My grandmother and my father moved to the Woodinville house in the 60s, I think. A log cabin the woods, old windows, just barely enough room for two. If I recall correctly, there was no indoor bathroom, but I might be romanticizing a bit. Two and a half acres and blackberry & salmonberry vines snaking everywhere, a huckleberry bush pushing its way out of a six foot wide cedar stump, creeks with spawning salmon and broken down barns and enough piles of rusted farm tools and other junk to get lost in. A sign salvaged from somewhere by my grandmother read "Hogranch" in bold lettering carved into old wood.
In the summers, when the rain stopped for more than a few weeks at a time, the little creek in the backyard dried up, and we knew our well was going dry. Short showers, water off when shampooing or using soap, no watering the gardens. In the tougher winters the pipes would freeze and more than once my sisters and I sat in the pump shed with heaters and blowdryers, singing Christmas carols and thawing the frozen well pump.
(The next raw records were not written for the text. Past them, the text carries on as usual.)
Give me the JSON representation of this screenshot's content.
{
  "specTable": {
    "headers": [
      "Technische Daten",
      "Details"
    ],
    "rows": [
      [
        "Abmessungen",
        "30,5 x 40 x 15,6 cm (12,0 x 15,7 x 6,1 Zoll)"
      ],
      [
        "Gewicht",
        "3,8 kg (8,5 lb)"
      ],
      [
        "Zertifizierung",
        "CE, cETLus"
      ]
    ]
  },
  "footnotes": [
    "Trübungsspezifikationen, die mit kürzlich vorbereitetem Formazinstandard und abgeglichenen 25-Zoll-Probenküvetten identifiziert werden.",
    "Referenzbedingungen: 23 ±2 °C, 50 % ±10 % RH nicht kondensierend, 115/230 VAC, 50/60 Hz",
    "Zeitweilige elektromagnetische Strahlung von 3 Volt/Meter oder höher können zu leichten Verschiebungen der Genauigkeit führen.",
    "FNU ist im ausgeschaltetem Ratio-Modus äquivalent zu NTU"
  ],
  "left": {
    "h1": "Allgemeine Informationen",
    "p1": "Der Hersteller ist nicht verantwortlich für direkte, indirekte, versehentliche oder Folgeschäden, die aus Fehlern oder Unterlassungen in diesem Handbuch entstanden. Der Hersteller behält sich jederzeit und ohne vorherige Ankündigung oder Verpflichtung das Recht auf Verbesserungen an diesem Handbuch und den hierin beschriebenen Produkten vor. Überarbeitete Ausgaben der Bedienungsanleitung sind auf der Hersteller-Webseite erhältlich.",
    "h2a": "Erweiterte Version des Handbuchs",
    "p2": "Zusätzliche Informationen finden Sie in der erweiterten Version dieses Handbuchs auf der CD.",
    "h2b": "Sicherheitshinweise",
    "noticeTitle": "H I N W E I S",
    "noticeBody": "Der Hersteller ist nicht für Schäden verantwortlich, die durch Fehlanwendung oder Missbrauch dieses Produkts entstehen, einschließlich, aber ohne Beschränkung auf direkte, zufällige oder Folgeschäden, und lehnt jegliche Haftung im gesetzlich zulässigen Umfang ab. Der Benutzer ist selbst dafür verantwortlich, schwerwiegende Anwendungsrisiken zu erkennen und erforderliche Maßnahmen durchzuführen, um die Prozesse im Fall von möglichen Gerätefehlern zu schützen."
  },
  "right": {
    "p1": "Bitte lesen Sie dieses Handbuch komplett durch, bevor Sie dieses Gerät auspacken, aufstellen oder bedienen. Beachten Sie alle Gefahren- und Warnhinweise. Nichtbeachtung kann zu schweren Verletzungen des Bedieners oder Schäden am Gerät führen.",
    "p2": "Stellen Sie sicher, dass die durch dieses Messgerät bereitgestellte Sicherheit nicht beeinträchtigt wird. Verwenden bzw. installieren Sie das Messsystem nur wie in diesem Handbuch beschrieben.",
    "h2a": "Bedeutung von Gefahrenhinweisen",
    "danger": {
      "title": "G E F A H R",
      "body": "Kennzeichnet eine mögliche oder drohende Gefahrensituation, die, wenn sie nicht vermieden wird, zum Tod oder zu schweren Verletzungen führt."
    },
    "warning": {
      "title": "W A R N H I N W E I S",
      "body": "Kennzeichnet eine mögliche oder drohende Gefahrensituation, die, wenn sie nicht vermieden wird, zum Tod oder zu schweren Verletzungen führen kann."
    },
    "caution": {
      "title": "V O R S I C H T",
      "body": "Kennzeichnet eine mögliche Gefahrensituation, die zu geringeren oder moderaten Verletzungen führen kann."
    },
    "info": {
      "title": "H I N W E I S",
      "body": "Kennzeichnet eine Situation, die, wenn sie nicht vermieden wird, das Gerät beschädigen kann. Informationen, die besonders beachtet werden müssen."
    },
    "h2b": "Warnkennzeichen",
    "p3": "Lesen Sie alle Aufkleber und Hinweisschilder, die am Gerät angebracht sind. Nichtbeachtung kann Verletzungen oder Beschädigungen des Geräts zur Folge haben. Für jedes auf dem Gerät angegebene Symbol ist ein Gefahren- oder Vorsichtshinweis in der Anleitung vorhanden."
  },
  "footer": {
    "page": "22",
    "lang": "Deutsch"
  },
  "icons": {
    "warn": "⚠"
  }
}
I haven't been to the old Woodinville house in years now, though I did drive by several months ago to show Patrick my childhood home. The last time I was inside it felt cold and changed, the clutter of my grandmother's days back again after so many years. Too many cats & too few people to clean up after them, and if you don't keep up with dishes in such a small space they take over the sink and the counters and the stove before a day's worth of meals is up.
I could liken the deterioration of my childhood home to the way our nuclear family itself has gone, create parallels between dilapidated roofs & rotting shingles flaking and my siblings' relationships with our mother and father. When we all lived at home, the lawn was mowed, the dishes washed, the cats taken care of, the front porch swept.
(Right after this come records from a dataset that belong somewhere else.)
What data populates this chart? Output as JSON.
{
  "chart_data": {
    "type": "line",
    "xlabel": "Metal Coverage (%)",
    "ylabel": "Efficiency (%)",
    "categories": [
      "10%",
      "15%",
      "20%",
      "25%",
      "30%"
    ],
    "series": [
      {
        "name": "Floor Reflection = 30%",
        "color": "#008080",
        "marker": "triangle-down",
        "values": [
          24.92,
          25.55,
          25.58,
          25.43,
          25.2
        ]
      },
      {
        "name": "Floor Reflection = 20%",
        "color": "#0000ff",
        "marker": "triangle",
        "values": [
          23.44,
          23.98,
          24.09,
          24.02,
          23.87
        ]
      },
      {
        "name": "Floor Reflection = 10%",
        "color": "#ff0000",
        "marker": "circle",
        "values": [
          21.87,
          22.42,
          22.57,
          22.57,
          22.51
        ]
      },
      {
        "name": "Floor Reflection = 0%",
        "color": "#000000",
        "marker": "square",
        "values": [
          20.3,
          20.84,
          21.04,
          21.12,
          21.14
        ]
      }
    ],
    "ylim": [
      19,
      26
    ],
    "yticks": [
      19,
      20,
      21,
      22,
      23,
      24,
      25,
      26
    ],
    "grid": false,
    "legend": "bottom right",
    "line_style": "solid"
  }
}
My mother is in the process of cleaning the old house up for sale. New cabinets, new appliances, a good cleaning. My sister showed me a picture of the outside, and the rubbish was cleared away, and the porch cleaned off. The old wooden siding was painted a light blue, and it looked odd sitting there amongst trees and rhododendrons and blackberry vines--a fake, unnatural blue set against the woods we all played in as children.
I've often wondered at the sadness of grown-ups losing their childhood homes--college students whose parents packed up and sold the houses they grew up in, middle-aged people putting their parents' houses up for sale after death. I suppose I thought the Woodinville house would be there--2 1/2 acres to run around in for the rest of my life. Two and a half acres where I watched my sister's oldest child pick buttercups, where trees would still loose their puffs of cotton every spring. Two and a half acres where I would show my children how to pick the roots that taste like licorice and probably weren't but as a child I ate them anyway, two and a half acres and a sky for watching bats on summer nights.